The truth is, we have full permission to turn any experience into our greatest blessing (yes, even the ones that feel impossible to come back from). We have the power to transform our broken hearts into the most amazing romances of our lifetime. And we have the full capability to learn our lessons and find love again. With the tears streaming down Holly’s face as Paul recited these words, you can tell she’s having a similar epiphany. A moment of “Why am I holding myself back from the very thing I want in an attempt to get what I want?” We cannot love honestly until we’re courageous enough to own our past, show up fully in our present, and surrender the need to always be in suffocating control of our future.
Every man’s greatest underlying fear is “Do I have what it takes?” and every woman’s greatest underlying fear is “Am I worth it?”

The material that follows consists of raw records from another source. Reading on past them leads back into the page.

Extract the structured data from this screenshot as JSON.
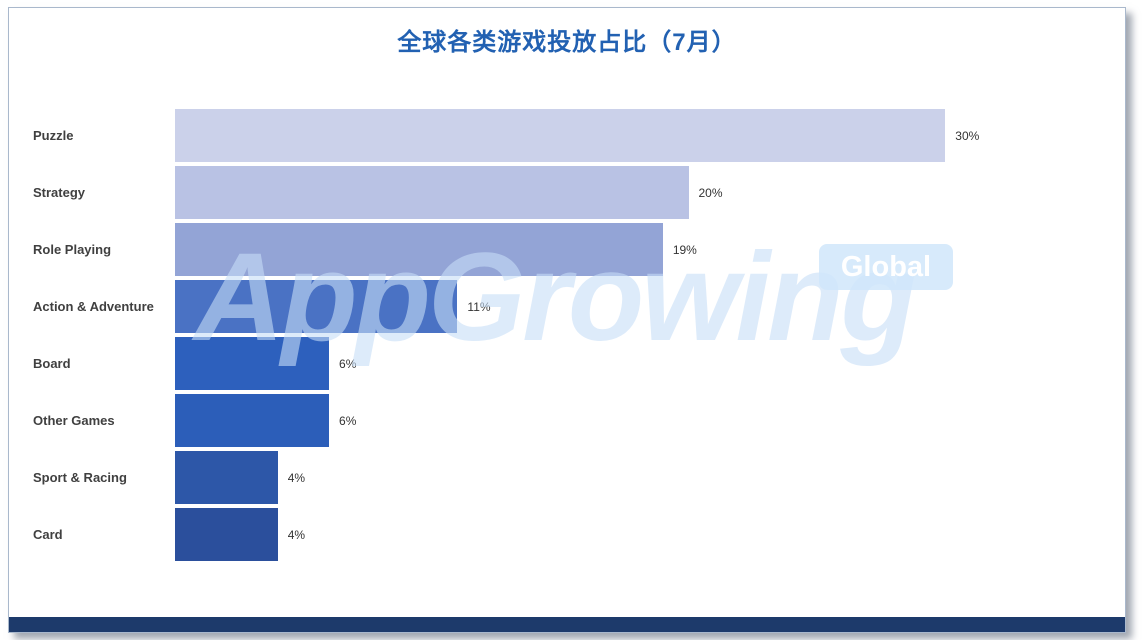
{
  "title": "全球各类游戏投放占比（7月）",
  "watermark": {
    "brand": "AppGrowing",
    "badge": "Global"
  },
  "colors": {
    "title": "#2261b2",
    "footer_strip": "#1d3a6b",
    "frame_border": "#a9b8cc"
  },
  "chart_data": {
    "type": "bar",
    "orientation": "horizontal",
    "title": "全球各类游戏投放占比（7月）",
    "xlabel": "",
    "ylabel": "",
    "xlim": [
      0,
      37
    ],
    "grid": false,
    "legend": false,
    "categories": [
      "Puzzle",
      "Strategy",
      "Role Playing",
      "Action & Adventure",
      "Board",
      "Other Games",
      "Sport & Racing",
      "Card"
    ],
    "values": [
      30,
      20,
      19,
      11,
      6,
      6,
      4,
      4
    ],
    "labels": [
      "30%",
      "20%",
      "19%",
      "11%",
      "6%",
      "6%",
      "4%",
      "4%"
    ],
    "bar_colors": [
      "#cbd1ea",
      "#b9c2e4",
      "#93a4d6",
      "#4a72c4",
      "#2d60bd",
      "#2c5eb9",
      "#2d57a8",
      "#2b4f9c"
    ]
  }
}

As for Paul in this scene, my heart gushed at his confident, healthy display of masculinity. A man who can read a woman, challenge her through tough love without demeaning her, and put in the work instead of immediately moving “onto the next one” is purely refreshing.

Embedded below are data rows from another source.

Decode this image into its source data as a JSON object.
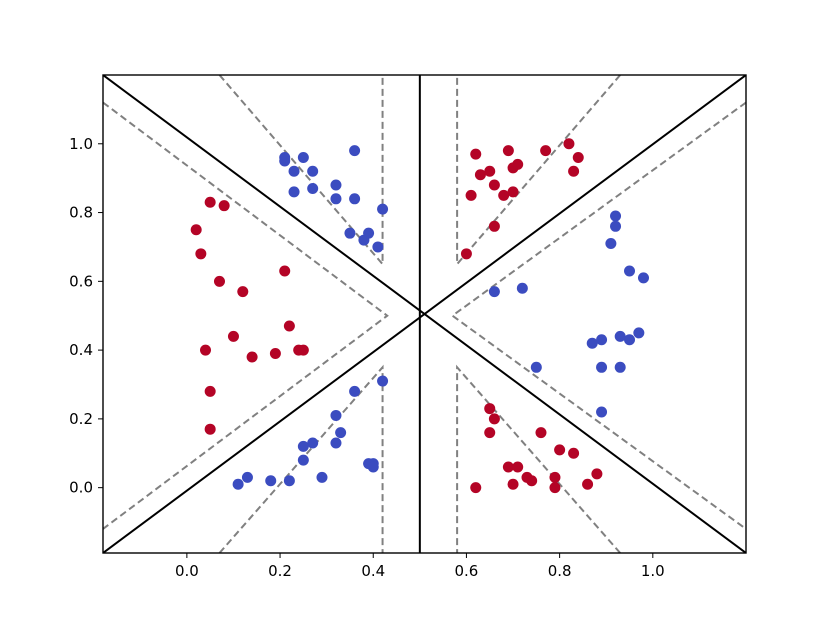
{
  "chart_data": {
    "type": "scatter",
    "title": "",
    "xlabel": "",
    "ylabel": "",
    "xlim": [
      -0.18,
      1.2
    ],
    "ylim": [
      -0.19,
      1.2
    ],
    "grid": false,
    "legend": "none",
    "x_ticks": [
      "0.0",
      "0.2",
      "0.4",
      "0.6",
      "0.8",
      "1.0"
    ],
    "y_ticks": [
      "0.0",
      "0.2",
      "0.4",
      "0.6",
      "0.8",
      "1.0"
    ],
    "colors": {
      "class_a": "#b40426",
      "class_b": "#3b4cc0",
      "boundary": "#000000",
      "margin": "#808080"
    },
    "series": [
      {
        "class": "a",
        "color": "#b40426",
        "points": [
          [
            0.05,
            0.83
          ],
          [
            0.08,
            0.82
          ],
          [
            0.02,
            0.75
          ],
          [
            0.03,
            0.68
          ],
          [
            0.07,
            0.6
          ],
          [
            0.12,
            0.57
          ],
          [
            0.21,
            0.63
          ],
          [
            0.22,
            0.47
          ],
          [
            0.1,
            0.44
          ],
          [
            0.04,
            0.4
          ],
          [
            0.14,
            0.38
          ],
          [
            0.19,
            0.39
          ],
          [
            0.24,
            0.4
          ],
          [
            0.25,
            0.4
          ],
          [
            0.05,
            0.28
          ],
          [
            0.05,
            0.17
          ],
          [
            0.62,
            0.97
          ],
          [
            0.63,
            0.91
          ],
          [
            0.65,
            0.92
          ],
          [
            0.66,
            0.88
          ],
          [
            0.69,
            0.98
          ],
          [
            0.7,
            0.93
          ],
          [
            0.71,
            0.94
          ],
          [
            0.77,
            0.98
          ],
          [
            0.82,
            1.0
          ],
          [
            0.84,
            0.96
          ],
          [
            0.83,
            0.92
          ],
          [
            0.61,
            0.85
          ],
          [
            0.68,
            0.85
          ],
          [
            0.7,
            0.86
          ],
          [
            0.66,
            0.76
          ],
          [
            0.6,
            0.68
          ],
          [
            0.65,
            0.23
          ],
          [
            0.66,
            0.2
          ],
          [
            0.65,
            0.16
          ],
          [
            0.76,
            0.16
          ],
          [
            0.8,
            0.11
          ],
          [
            0.83,
            0.1
          ],
          [
            0.69,
            0.06
          ],
          [
            0.71,
            0.06
          ],
          [
            0.73,
            0.03
          ],
          [
            0.74,
            0.02
          ],
          [
            0.7,
            0.01
          ],
          [
            0.62,
            0.0
          ],
          [
            0.79,
            0.03
          ],
          [
            0.79,
            0.0
          ],
          [
            0.86,
            0.01
          ],
          [
            0.88,
            0.04
          ]
        ]
      },
      {
        "class": "b",
        "color": "#3b4cc0",
        "points": [
          [
            0.36,
            0.98
          ],
          [
            0.21,
            0.95
          ],
          [
            0.21,
            0.96
          ],
          [
            0.25,
            0.96
          ],
          [
            0.23,
            0.92
          ],
          [
            0.27,
            0.92
          ],
          [
            0.23,
            0.86
          ],
          [
            0.27,
            0.87
          ],
          [
            0.32,
            0.88
          ],
          [
            0.32,
            0.84
          ],
          [
            0.36,
            0.84
          ],
          [
            0.42,
            0.81
          ],
          [
            0.35,
            0.74
          ],
          [
            0.38,
            0.72
          ],
          [
            0.39,
            0.74
          ],
          [
            0.41,
            0.7
          ],
          [
            0.92,
            0.79
          ],
          [
            0.92,
            0.76
          ],
          [
            0.91,
            0.71
          ],
          [
            0.95,
            0.63
          ],
          [
            0.98,
            0.61
          ],
          [
            0.66,
            0.57
          ],
          [
            0.72,
            0.58
          ],
          [
            0.87,
            0.42
          ],
          [
            0.89,
            0.43
          ],
          [
            0.93,
            0.44
          ],
          [
            0.95,
            0.43
          ],
          [
            0.97,
            0.45
          ],
          [
            0.75,
            0.35
          ],
          [
            0.89,
            0.35
          ],
          [
            0.93,
            0.35
          ],
          [
            0.89,
            0.22
          ],
          [
            0.42,
            0.31
          ],
          [
            0.36,
            0.28
          ],
          [
            0.32,
            0.21
          ],
          [
            0.33,
            0.16
          ],
          [
            0.32,
            0.13
          ],
          [
            0.27,
            0.13
          ],
          [
            0.25,
            0.12
          ],
          [
            0.25,
            0.08
          ],
          [
            0.4,
            0.07
          ],
          [
            0.39,
            0.07
          ],
          [
            0.4,
            0.06
          ],
          [
            0.13,
            0.03
          ],
          [
            0.11,
            0.01
          ],
          [
            0.18,
            0.02
          ],
          [
            0.22,
            0.02
          ],
          [
            0.29,
            0.03
          ]
        ]
      }
    ],
    "boundaries": [
      {
        "style": "solid",
        "x1": -0.18,
        "y1": 1.2,
        "x2": 1.2,
        "y2": -0.19
      },
      {
        "style": "solid",
        "x1": -0.18,
        "y1": -0.19,
        "x2": 1.2,
        "y2": 1.2
      },
      {
        "style": "solid",
        "x1": 0.5,
        "y1": -0.19,
        "x2": 1.2,
        "y2": -0.19,
        "vertical_at": 0.5
      }
    ],
    "margins": [
      {
        "points": [
          [
            -0.18,
            1.12
          ],
          [
            0.43,
            0.5
          ],
          [
            -0.18,
            -0.12
          ]
        ]
      },
      {
        "points": [
          [
            1.2,
            1.12
          ],
          [
            0.57,
            0.5
          ],
          [
            1.2,
            -0.12
          ]
        ]
      },
      {
        "points": [
          [
            0.07,
            1.2
          ],
          [
            0.42,
            0.65
          ],
          [
            0.42,
            1.2
          ]
        ]
      },
      {
        "points": [
          [
            0.93,
            1.2
          ],
          [
            0.58,
            0.65
          ],
          [
            0.58,
            1.2
          ]
        ]
      },
      {
        "points": [
          [
            0.07,
            -0.19
          ],
          [
            0.42,
            0.35
          ],
          [
            0.42,
            -0.19
          ]
        ]
      },
      {
        "points": [
          [
            0.93,
            -0.19
          ],
          [
            0.58,
            0.35
          ],
          [
            0.58,
            -0.19
          ]
        ]
      }
    ]
  }
}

I once heard it said that every man’s greatest underlying fear is “Do I have what it takes?” and every woman’s greatest underlying fear is “Am I worth it?” If you look at how this shadow-side manifests in the male-female romantic dynamic, then you can see how the dominating “independent girlboss” archetype and a loss of true masculinity can threaten the flow of this sacred connection. To empower the male and female exchange, it’s vital to validate a woman’s worth and create space for the man to provide and protect. Despite society’s misconception, there’s a way to honor this ebb and flow of energy without having to sacrifice who you authentically are, as it’s not about hiding yourself to succumb to someone else’s needs – it’s about mutually respecting each other's needs to strengthen a relationship.
In whatever ways you’ve been locking yourself away in a cage of your own creation, hopefully this scene has motivated you to escape. Leading life from the heart is the only way to ensure you find happiness. Paul is right, people do belong together. That’s the nature of humanity. The more we run from this truth, the further away we get from attaining it. So allow yourself to remain open to all opportunities – the opportunity to love, the opportunity to get your heart broken, and the opportunity to discover yourself more deeply from it and love again.